The best known example of recessive X-linked inheritance is hemophilia. The inheritance of hemophilia type A is presented in the pedigree of the descendants of Queen Victoria of England (Fig. 7.31).
Another example of inheritance by this type is color blindness- a certain form of color vision impairment.
The presence of the Y chromosome only in males explains the characteristics of the Y-linked, or holandric, inheritance of the trait, which is found only in men and is transmitted through the male line from generation to generation from father to son.
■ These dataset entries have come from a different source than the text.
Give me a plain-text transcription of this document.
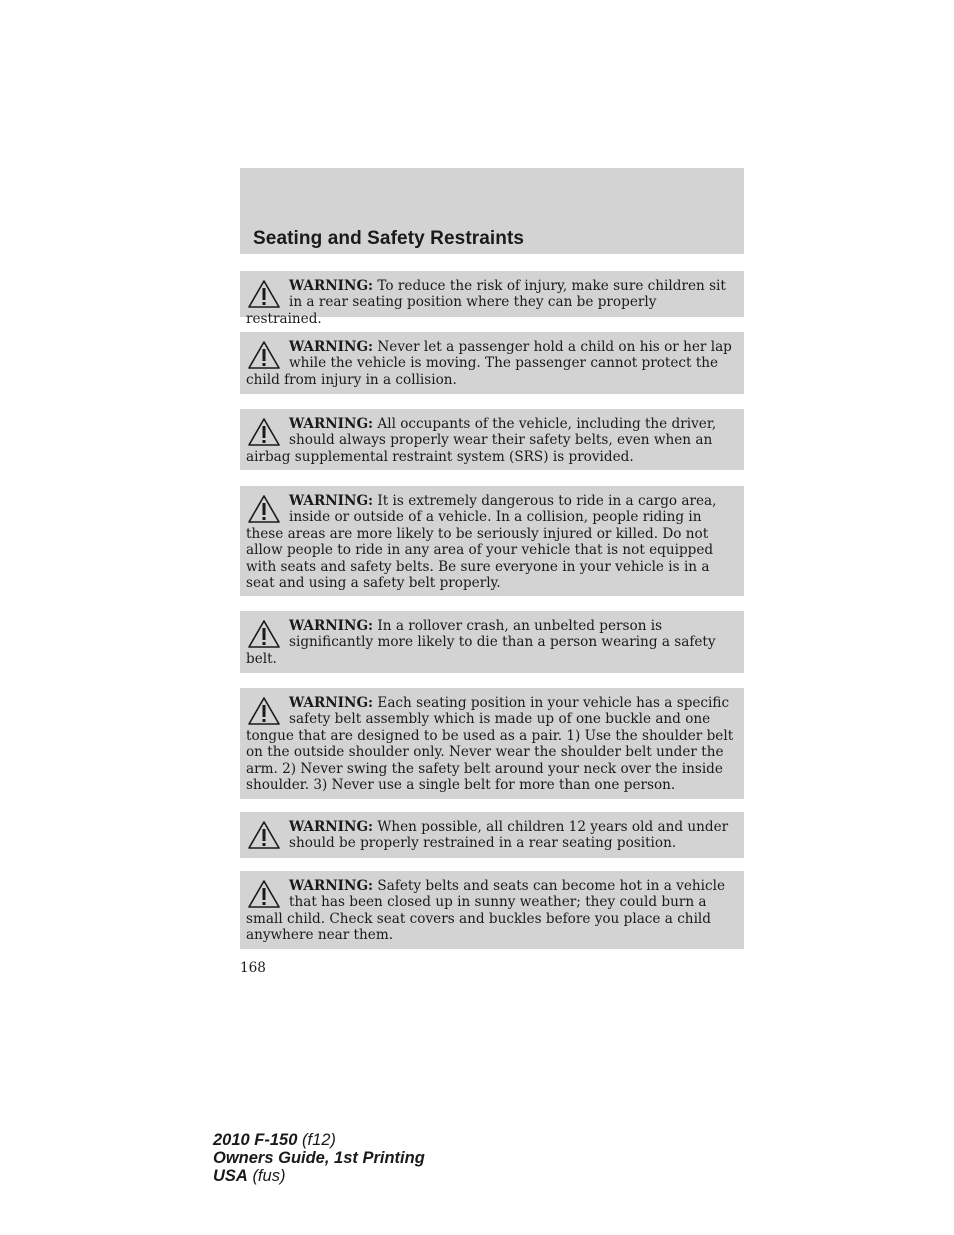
Seating and Safety Restraints

WARNING: To reduce the risk of injury, make sure children sit in a rear seating position where they can be properly restrained.

WARNING: Never let a passenger hold a child on his or her lap while the vehicle is moving. The passenger cannot protect the child from injury in a collision.

WARNING: All occupants of the vehicle, including the driver, should always properly wear their safety belts, even when an airbag supplemental restraint system (SRS) is provided.

WARNING: It is extremely dangerous to ride in a cargo area, inside or outside of a vehicle. In a collision, people riding in these areas are more likely to be seriously injured or killed. Do not allow people to ride in any area of your vehicle that is not equipped with seats and safety belts. Be sure everyone in your vehicle is in a seat and using a safety belt properly.

WARNING: In a rollover crash, an unbelted person is significantly more likely to die than a person wearing a safety belt.

WARNING: Each seating position in your vehicle has a specific safety belt assembly which is made up of one buckle and one tongue that are designed to be used as a pair. 1) Use the shoulder belt on the outside shoulder only. Never wear the shoulder belt under the arm. 2) Never swing the safety belt around your neck over the inside shoulder. 3) Never use a single belt for more than one person.

WARNING: When possible, all children 12 years old and under should be properly restrained in a rear seating position.

WARNING: Safety belts and seats can become hot in a vehicle that has been closed up in sunny weather; they could burn a small child. Check seat covers and buckles before you place a child anywhere near them.

168
2010 F-150 (f12)
Owners Guide, 1st Printing
USA (fus)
Rice. 7.32. Pedigree with Y-linked (holandric) type of inheritance
One trait whose Y-linked inheritance in humans is still debated is hypertrichosis of the auricle, or the presence of hair on the outer edge of the ear. It is believed that in addition to this gene, the short arm of the Y chromosome contains genes that determine male sex. In 1955, a Y chromosome-determined transplantation antigen called HY was described in the mouse.
Perhaps it is one of the factors of sexual differentiation of male gonads, the cells of which have receptors that bind this antigen. The antigen associated with the receptor activates the development of the gonad according to the male type (see section 3.6.5.2; 7.1.2).
This antigen has remained almost unchanged in the process of evolution and is found in the body of many animal species, including
and man. Thus, the inheritance of the ability to develop gonads according to the male type is determined by the holandric gene located on the Y chromosome (Fig. 7.32).